A far scoppiare la rivolta, stando a quanto riportano i residenti, sarebbe stato il sequestro di una donna e di suo figlio che sono stati trattenuti dentro il centro di accoglienza, dove si erano recati per lamentarsi dopo lo scoppio di una lite tra gli immigrati e i ragazzi del quartiere, bersagliati da alcuni sassi. “Solo l’intervento massiccio della polizia con numerose camionette anti-sommossa ha frenato l’esasperazione dei cittadini”, spiega Fabrizio Montanini, portavoce del coordinamento dei comitati e delle associazioni del IV Municipio. Quando le forze dell’ordine sono giunte sul posto, a mezzanotte e mezza, però, la maggior parte delle persone si erano già disperse e hanno trovato soltanto un migrante ferito, un eritreo colpito da una coltellata alla schiena. Insomma, volevano le banlieue, le hanno trovate: Marco Minniti, forse, dovrà preoccuparsi ancora per la “tenuta democratica” dello Stato. E sul serio, questa volta, grazie al capolavoro creato in anni di politiche immigrazioniste criminali di PD e soci.
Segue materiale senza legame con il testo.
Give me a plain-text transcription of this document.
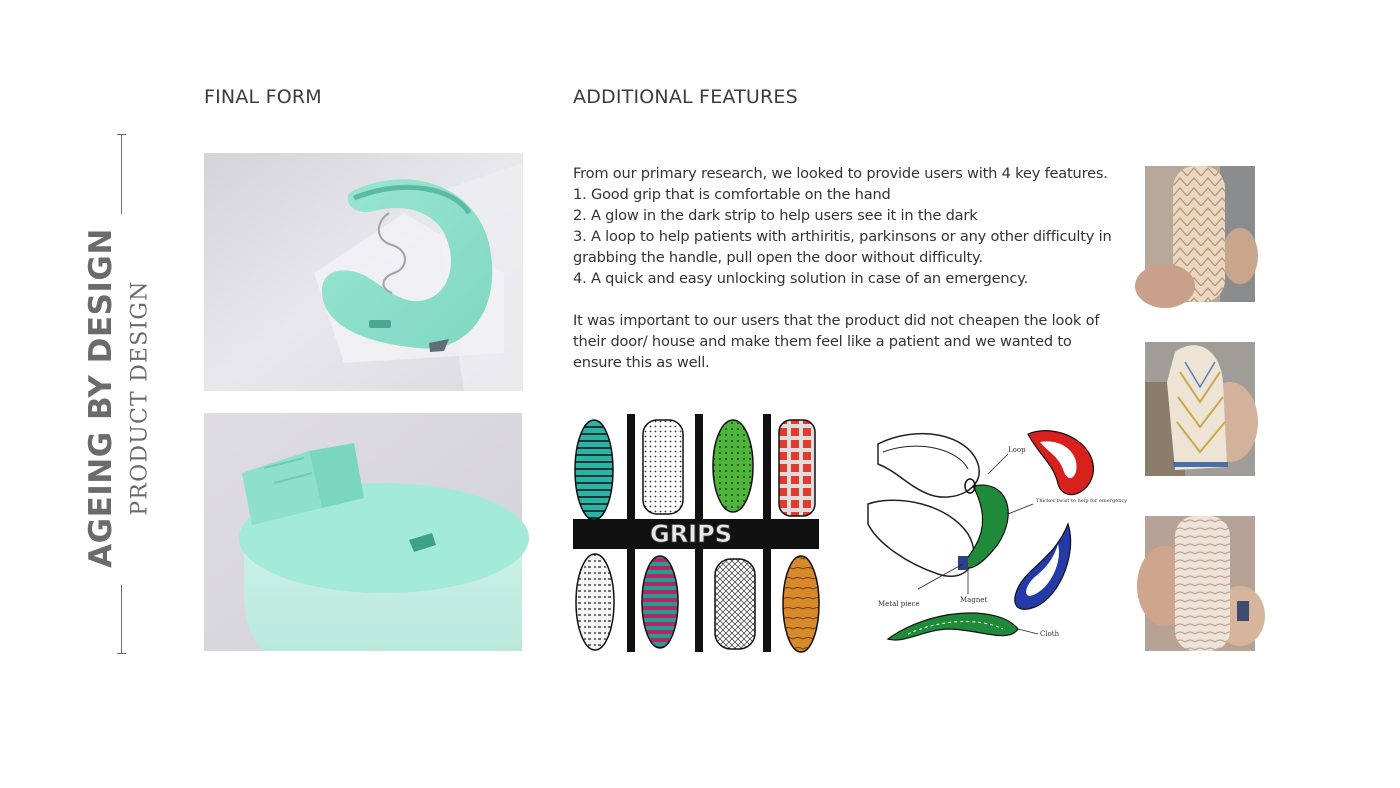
AGEING BY DESIGN PRODUCT DESIGN
FINAL FORM	ADDITIONAL FEATURES

From our primary research, we looked to provide users with 4 key features.

1. Good grip that is comfortable on the hand

2. A glow in the dark strip to help users see it in the dark

3. A loop to help patients with arthiritis, parkinsons or any other difficulty in grabbing the handle, pull open the door without difficulty.

4. A quick and easy unlocking solution in case of an emergency.

It was important to our users that the product did not cheapen the look of their door/ house and make them feel like a patient and we wanted to ensure this as well.

GRIPS
Loop
Magnet
Metal piece
Cloth
Thicker twist to help for emergency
Ecco le parole di un residente, raccolte da “Il Giornale” nella sua edizione online di oggi pomeriggio: “Mandateli via o faccio un macello. Non li voglio più vedere. Non li reggo più. Non siamo razzisti ma adesso basta: la tolleranza è finita. Parlo per tutto il popolo italiano. Questi stanno a fà i baroni a casa nostra. Si devono comportare bene o se no se ne devono andare”. E’ razzismo questo? Se sì, provate con l’ossitocina. Ma attenti a dove potrebbe finirvi la bomboletta dell’aerosol, se andate al Tiburtino III: la pazienza è finita. L’istinto di sopravvivenza non lo si può sopprimere con nessun farmaco e nessuna mancia elettorale da 80 euro. E non esiste bene più grande da difendere, quando ormai non hai più nulla da perdere, che la combattere per quel ritaglio di normalità che significa tornare a vivere a modo tuo e in casa tua. Senza estranei. Nè costrizioni buoniste. Ci andrà di mezzo anche chi merita davvero di essere aiutato? Cazzi suoi, gli mostrino la strada per Camera e Senato. E lì che deve andare a lamentarsi.